Monday, July 18, 2011

Ball Sacks Would Exist

Have you ever seen a dog drunk? They merely just fall asleep. 


Boys on the other hand become complete idiotic ugly wrecks. Gone are the days of a social glass of wine or a nice cold pint to finish off the work day. In today's world one is just the beginning. You haven't had a good time unless you have finished off the entire bottle, the sun is coming up, or the keg is shot. It's pathetic. What ever happened to just getting a good buzz, having a good time, hitting the sack around 1-2am, and then waking up NOT hung over? What seriously happened to those days? Who decided that looking and acting like a complete moron was even cool? Honestly, it is pathetic and UNATTRACTIVE.

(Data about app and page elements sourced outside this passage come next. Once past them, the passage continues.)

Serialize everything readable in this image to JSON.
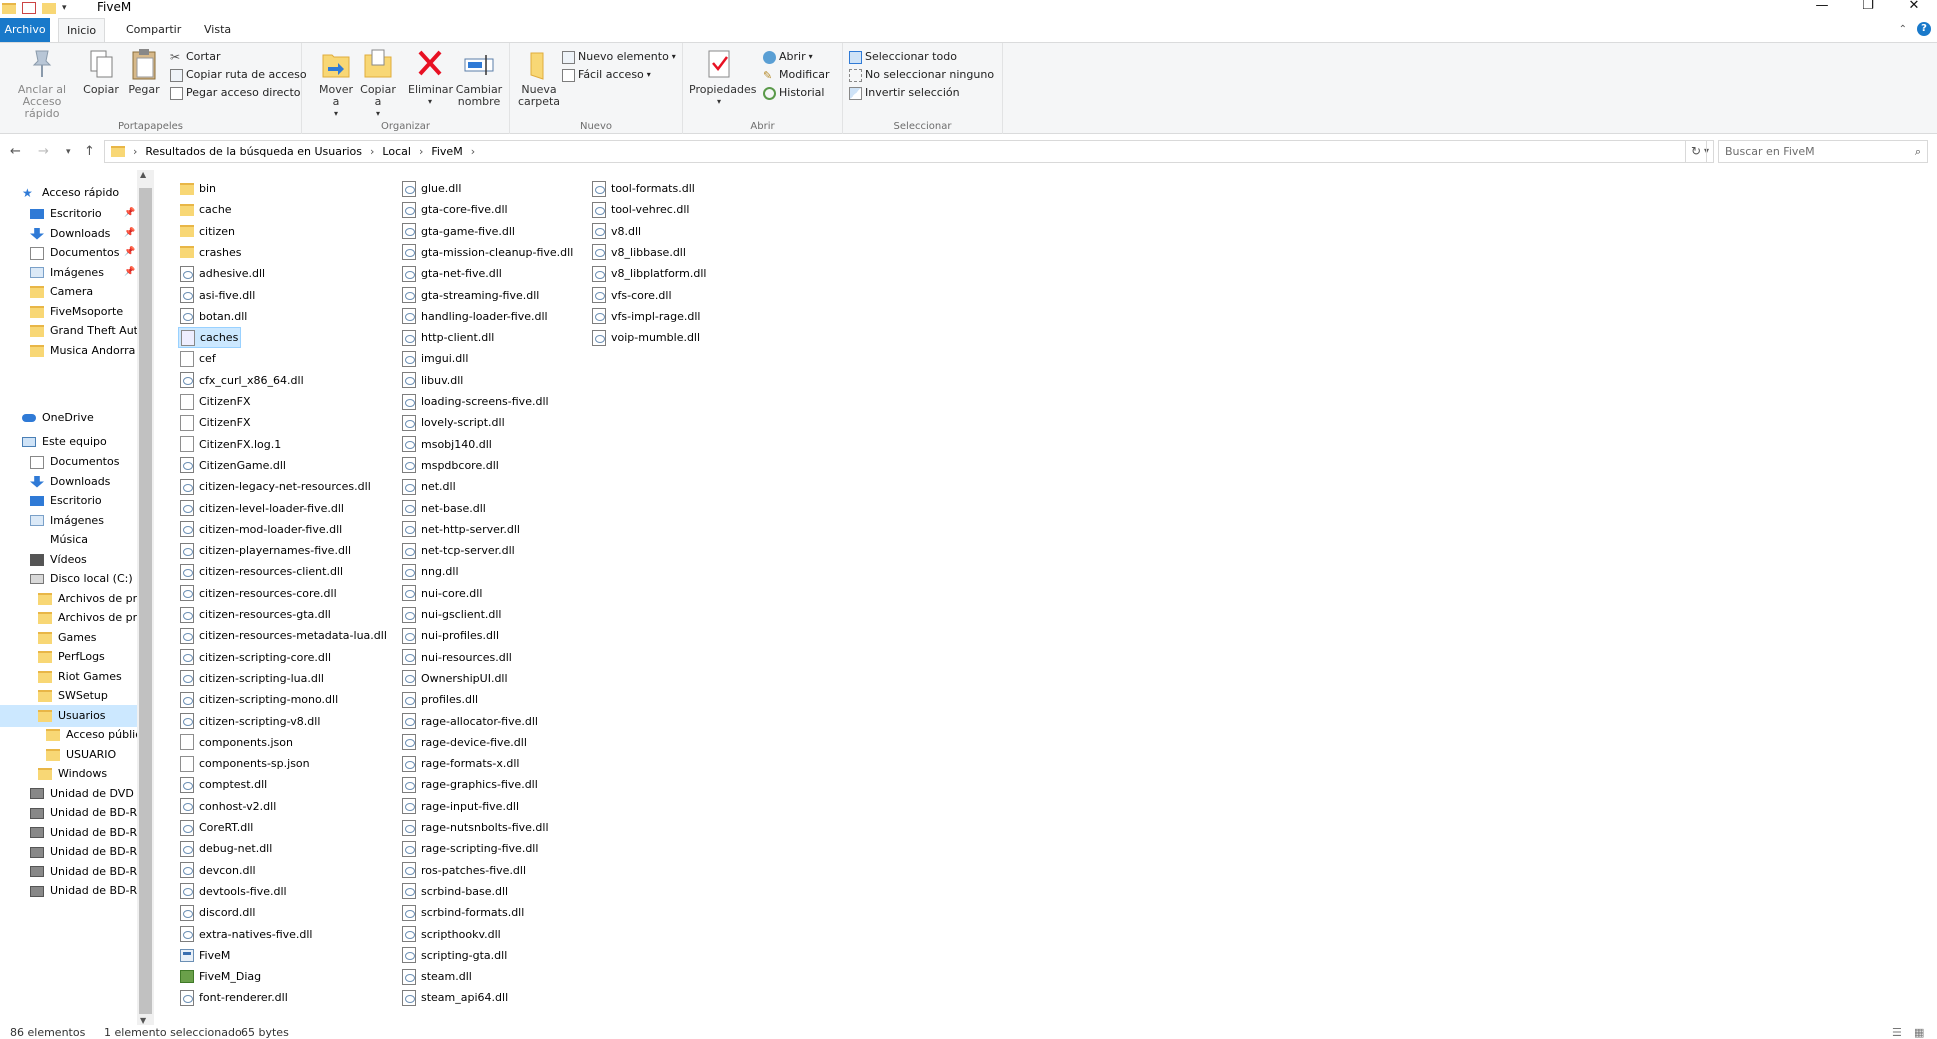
{
  "window": {
    "title": "FiveM"
  },
  "ribbon_tabs": {
    "file": "Archivo",
    "home": "Inicio",
    "share": "Compartir",
    "view": "Vista"
  },
  "clipboard": {
    "pin": "Anclar al Acceso rápido",
    "copy": "Copiar",
    "paste": "Pegar",
    "cut": "Cortar",
    "copy_path": "Copiar ruta de acceso",
    "paste_shortcut": "Pegar acceso directo",
    "group": "Portapapeles"
  },
  "organize": {
    "move": "Mover a",
    "copy_to": "Copiar a",
    "delete": "Eliminar",
    "rename": "Cambiar nombre",
    "group": "Organizar"
  },
  "new": {
    "new_folder": "Nueva carpeta",
    "new_item": "Nuevo elemento",
    "easy_access": "Fácil acceso",
    "group": "Nuevo"
  },
  "open": {
    "properties": "Propiedades",
    "open": "Abrir",
    "edit": "Modificar",
    "history": "Historial",
    "group": "Abrir"
  },
  "select": {
    "select_all": "Seleccionar todo",
    "select_none": "No seleccionar ninguno",
    "invert": "Invertir selección",
    "group": "Seleccionar"
  },
  "address": {
    "crumbs": [
      "Resultados de la búsqueda en Usuarios",
      "Local",
      "FiveM"
    ],
    "search_placeholder": "Buscar en FiveM"
  },
  "nav_pane": {
    "quick_access": "Acceso rápido",
    "qa_items": [
      "Escritorio",
      "Downloads",
      "Documentos",
      "Imágenes",
      "Camera",
      "FiveMsoporte",
      "Grand Theft Aut",
      "Musica Andorra"
    ],
    "onedrive": "OneDrive",
    "this_pc": "Este equipo",
    "pc_items": [
      "Documentos",
      "Downloads",
      "Escritorio",
      "Imágenes",
      "Música",
      "Vídeos",
      "Disco local (C:)"
    ],
    "c_items": [
      "Archivos de pr",
      "Archivos de pr",
      "Games",
      "PerfLogs",
      "Riot Games",
      "SWSetup",
      "Usuarios"
    ],
    "user_items": [
      "Acceso públic",
      "USUARIO"
    ],
    "windows": "Windows",
    "drives": [
      "Unidad de DVD",
      "Unidad de BD-R",
      "Unidad de BD-R",
      "Unidad de BD-R",
      "Unidad de BD-R",
      "Unidad de BD-RO"
    ]
  },
  "files": {
    "col1": [
      {
        "name": "bin",
        "kind": "folder"
      },
      {
        "name": "cache",
        "kind": "folder"
      },
      {
        "name": "citizen",
        "kind": "folder"
      },
      {
        "name": "crashes",
        "kind": "folder"
      },
      {
        "name": "adhesive.dll",
        "kind": "dll"
      },
      {
        "name": "asi-five.dll",
        "kind": "dll"
      },
      {
        "name": "botan.dll",
        "kind": "dll"
      },
      {
        "name": "caches",
        "kind": "caches"
      },
      {
        "name": "cef",
        "kind": "file"
      },
      {
        "name": "cfx_curl_x86_64.dll",
        "kind": "dll"
      },
      {
        "name": "CitizenFX",
        "kind": "file"
      },
      {
        "name": "CitizenFX",
        "kind": "file"
      },
      {
        "name": "CitizenFX.log.1",
        "kind": "file"
      },
      {
        "name": "CitizenGame.dll",
        "kind": "dll"
      },
      {
        "name": "citizen-legacy-net-resources.dll",
        "kind": "dll"
      },
      {
        "name": "citizen-level-loader-five.dll",
        "kind": "dll"
      },
      {
        "name": "citizen-mod-loader-five.dll",
        "kind": "dll"
      },
      {
        "name": "citizen-playernames-five.dll",
        "kind": "dll"
      },
      {
        "name": "citizen-resources-client.dll",
        "kind": "dll"
      },
      {
        "name": "citizen-resources-core.dll",
        "kind": "dll"
      },
      {
        "name": "citizen-resources-gta.dll",
        "kind": "dll"
      },
      {
        "name": "citizen-resources-metadata-lua.dll",
        "kind": "dll"
      },
      {
        "name": "citizen-scripting-core.dll",
        "kind": "dll"
      },
      {
        "name": "citizen-scripting-lua.dll",
        "kind": "dll"
      },
      {
        "name": "citizen-scripting-mono.dll",
        "kind": "dll"
      },
      {
        "name": "citizen-scripting-v8.dll",
        "kind": "dll"
      },
      {
        "name": "components.json",
        "kind": "json"
      },
      {
        "name": "components-sp.json",
        "kind": "json"
      },
      {
        "name": "comptest.dll",
        "kind": "dll"
      },
      {
        "name": "conhost-v2.dll",
        "kind": "dll"
      },
      {
        "name": "CoreRT.dll",
        "kind": "dll"
      },
      {
        "name": "debug-net.dll",
        "kind": "dll"
      },
      {
        "name": "devcon.dll",
        "kind": "dll"
      },
      {
        "name": "devtools-five.dll",
        "kind": "dll"
      },
      {
        "name": "discord.dll",
        "kind": "dll"
      },
      {
        "name": "extra-natives-five.dll",
        "kind": "dll"
      },
      {
        "name": "FiveM",
        "kind": "exe"
      },
      {
        "name": "FiveM_Diag",
        "kind": "diag"
      },
      {
        "name": "font-renderer.dll",
        "kind": "dll"
      }
    ],
    "col2": [
      "glue.dll",
      "gta-core-five.dll",
      "gta-game-five.dll",
      "gta-mission-cleanup-five.dll",
      "gta-net-five.dll",
      "gta-streaming-five.dll",
      "handling-loader-five.dll",
      "http-client.dll",
      "imgui.dll",
      "libuv.dll",
      "loading-screens-five.dll",
      "lovely-script.dll",
      "msobj140.dll",
      "mspdbcore.dll",
      "net.dll",
      "net-base.dll",
      "net-http-server.dll",
      "net-tcp-server.dll",
      "nng.dll",
      "nui-core.dll",
      "nui-gsclient.dll",
      "nui-profiles.dll",
      "nui-resources.dll",
      "OwnershipUI.dll",
      "profiles.dll",
      "rage-allocator-five.dll",
      "rage-device-five.dll",
      "rage-formats-x.dll",
      "rage-graphics-five.dll",
      "rage-input-five.dll",
      "rage-nutsnbolts-five.dll",
      "rage-scripting-five.dll",
      "ros-patches-five.dll",
      "scrbind-base.dll",
      "scrbind-formats.dll",
      "scripthookv.dll",
      "scripting-gta.dll",
      "steam.dll",
      "steam_api64.dll"
    ],
    "col3": [
      "tool-formats.dll",
      "tool-vehrec.dll",
      "v8.dll",
      "v8_libbase.dll",
      "v8_libplatform.dll",
      "vfs-core.dll",
      "vfs-impl-rage.dll",
      "voip-mumble.dll"
    ]
  },
  "status": {
    "count": "86 elementos",
    "selected": "1 elemento seleccionado",
    "size": "65 bytes"
  },
  "colors": {
    "accent": "#1979ca",
    "selection": "#cce8ff",
    "folder": "#f8d775",
    "delete_red": "#e81123"
  }
}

Furthermore, when did alcohol become used as a replacement for a ball sack? Honest to God a girl (these days) can go stand by the beach, sit on a bench, sit at a coffee shop, sit at a restaurant, sit in the middle of times square and the only people who are going to approach her are the homeless beggars, drunk idiots who haven't gone to bed yet, gangsta's, and weirdos. Pathetic.

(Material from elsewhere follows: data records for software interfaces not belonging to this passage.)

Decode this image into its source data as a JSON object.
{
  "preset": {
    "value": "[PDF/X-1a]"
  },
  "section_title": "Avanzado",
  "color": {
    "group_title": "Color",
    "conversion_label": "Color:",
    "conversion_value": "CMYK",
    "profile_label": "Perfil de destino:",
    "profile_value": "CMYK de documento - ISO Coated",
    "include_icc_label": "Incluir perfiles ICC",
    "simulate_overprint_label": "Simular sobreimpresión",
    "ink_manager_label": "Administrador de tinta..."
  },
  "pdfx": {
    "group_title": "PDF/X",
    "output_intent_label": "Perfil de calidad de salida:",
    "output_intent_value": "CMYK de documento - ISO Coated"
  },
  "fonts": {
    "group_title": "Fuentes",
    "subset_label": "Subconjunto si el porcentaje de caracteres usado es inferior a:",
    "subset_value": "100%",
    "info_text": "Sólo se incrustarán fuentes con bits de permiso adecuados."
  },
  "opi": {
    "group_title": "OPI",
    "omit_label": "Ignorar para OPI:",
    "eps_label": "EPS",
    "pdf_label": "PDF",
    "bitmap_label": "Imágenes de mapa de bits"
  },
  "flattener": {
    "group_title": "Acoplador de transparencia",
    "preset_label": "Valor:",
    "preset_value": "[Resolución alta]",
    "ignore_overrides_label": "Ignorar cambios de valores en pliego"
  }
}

A guy cant even approach a girl and strike up a common conversation of 'How are you?" without needing a few shots or just being blacked out drunk. So much for the women's movement being just for women.. the men have started to jump on board. Maybe that is why guys are so homophobic..the fact that a gay guy actually has balls enough to hit on someone, (cough) another man,  freaks them out.. at least they are hitting on someone.

My advice to guys.. grow a ball sack and act like a man. Stop using alcohol as your means to a good time and learn how to have fun using your brain and self control (that is if you have any brain cells left from drinking). There is nothing more attractive then a confident man who knows how to say no to 'one more drink', can speak English at midnight, and who enjoys being useful the next morning.